A new report released today by the Insurance Council of Australia (ICA) estimates that Australian Governments will need to invest $30 billion in large scale coastal protection and adaptation projects over the next 50 years, as climate change makes coastal communities, property, and infrastructure increasingly vulnerable.
Climate change is driving rising sea levels and exacerbating coastal hazards known as ‘actions of the sea’ such as tidal inundation, coastal and estuarine inundation, coastal erosion, and shoreline movement.
The report, prepared for the ICA by Baird Australia, has found that as these events increase in frequency and intensity, a growing number of exposed properties in Australia will become uninhabitable.
The June 2016 storm that eroded the beach and private land on Sydney’s Northern Beaches is a stark example of this phenomena, with the almost completed mitigating infrastructure costing the local government and homeowners an estimated $25 million.
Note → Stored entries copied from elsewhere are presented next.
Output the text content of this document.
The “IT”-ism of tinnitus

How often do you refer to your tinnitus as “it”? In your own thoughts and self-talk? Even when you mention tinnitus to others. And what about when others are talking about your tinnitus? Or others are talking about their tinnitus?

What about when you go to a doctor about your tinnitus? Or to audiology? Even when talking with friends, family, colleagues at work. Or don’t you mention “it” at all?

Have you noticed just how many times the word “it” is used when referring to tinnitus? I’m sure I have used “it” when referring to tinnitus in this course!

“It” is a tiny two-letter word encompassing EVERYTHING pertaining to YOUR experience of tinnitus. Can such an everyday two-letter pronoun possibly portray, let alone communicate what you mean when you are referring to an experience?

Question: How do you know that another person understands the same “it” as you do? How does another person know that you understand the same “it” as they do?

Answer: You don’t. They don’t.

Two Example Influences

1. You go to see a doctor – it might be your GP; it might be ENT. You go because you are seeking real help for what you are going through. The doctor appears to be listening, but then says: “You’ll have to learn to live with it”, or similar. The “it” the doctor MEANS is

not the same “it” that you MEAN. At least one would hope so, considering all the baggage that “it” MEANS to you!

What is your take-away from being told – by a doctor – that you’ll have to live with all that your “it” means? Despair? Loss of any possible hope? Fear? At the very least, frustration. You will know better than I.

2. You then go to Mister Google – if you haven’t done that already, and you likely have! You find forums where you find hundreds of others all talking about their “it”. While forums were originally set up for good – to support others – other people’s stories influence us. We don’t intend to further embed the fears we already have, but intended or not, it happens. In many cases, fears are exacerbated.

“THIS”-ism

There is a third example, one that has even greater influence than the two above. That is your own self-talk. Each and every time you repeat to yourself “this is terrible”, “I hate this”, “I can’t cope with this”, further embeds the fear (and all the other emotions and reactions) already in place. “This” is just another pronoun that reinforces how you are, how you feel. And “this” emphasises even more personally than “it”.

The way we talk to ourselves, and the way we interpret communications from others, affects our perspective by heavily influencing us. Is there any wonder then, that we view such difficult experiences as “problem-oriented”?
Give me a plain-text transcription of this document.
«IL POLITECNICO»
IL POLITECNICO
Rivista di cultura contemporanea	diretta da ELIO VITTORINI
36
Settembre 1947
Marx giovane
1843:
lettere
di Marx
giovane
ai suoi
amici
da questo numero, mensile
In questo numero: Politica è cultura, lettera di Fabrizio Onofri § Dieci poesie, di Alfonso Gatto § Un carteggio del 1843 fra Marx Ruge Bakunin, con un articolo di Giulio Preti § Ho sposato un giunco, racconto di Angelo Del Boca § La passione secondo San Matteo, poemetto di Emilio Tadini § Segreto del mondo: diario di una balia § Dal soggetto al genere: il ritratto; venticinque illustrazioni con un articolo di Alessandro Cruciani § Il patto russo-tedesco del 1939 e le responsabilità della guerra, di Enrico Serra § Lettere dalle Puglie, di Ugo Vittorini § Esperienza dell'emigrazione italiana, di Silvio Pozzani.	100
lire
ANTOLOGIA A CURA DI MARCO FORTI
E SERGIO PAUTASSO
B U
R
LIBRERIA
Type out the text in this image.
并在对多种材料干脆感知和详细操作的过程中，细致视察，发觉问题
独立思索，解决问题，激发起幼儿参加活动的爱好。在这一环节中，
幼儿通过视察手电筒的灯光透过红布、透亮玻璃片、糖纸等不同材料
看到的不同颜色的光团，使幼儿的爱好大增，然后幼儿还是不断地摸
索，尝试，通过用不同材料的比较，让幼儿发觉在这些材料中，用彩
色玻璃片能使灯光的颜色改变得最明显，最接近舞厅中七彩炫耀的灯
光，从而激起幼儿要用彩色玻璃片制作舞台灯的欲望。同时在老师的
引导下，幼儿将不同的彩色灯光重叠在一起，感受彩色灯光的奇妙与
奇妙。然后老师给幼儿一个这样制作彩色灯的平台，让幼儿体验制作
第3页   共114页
The estimated $30 billion investment in large scale coastal protection and adaptation projects over the next 50 years represents just 1.2 per cent of the average yearly infrastructure spending by all local, state and federal governments.
The report finds that with this modest investment significant returns can be realised through avoided damage and financial loss for individuals and avoided community economic loss due to disruption.
According to ICA, this report recommends urgent action by federal and state governments to build a coastal hazard information database to measure and monitor actions of the sea as sea levels rise.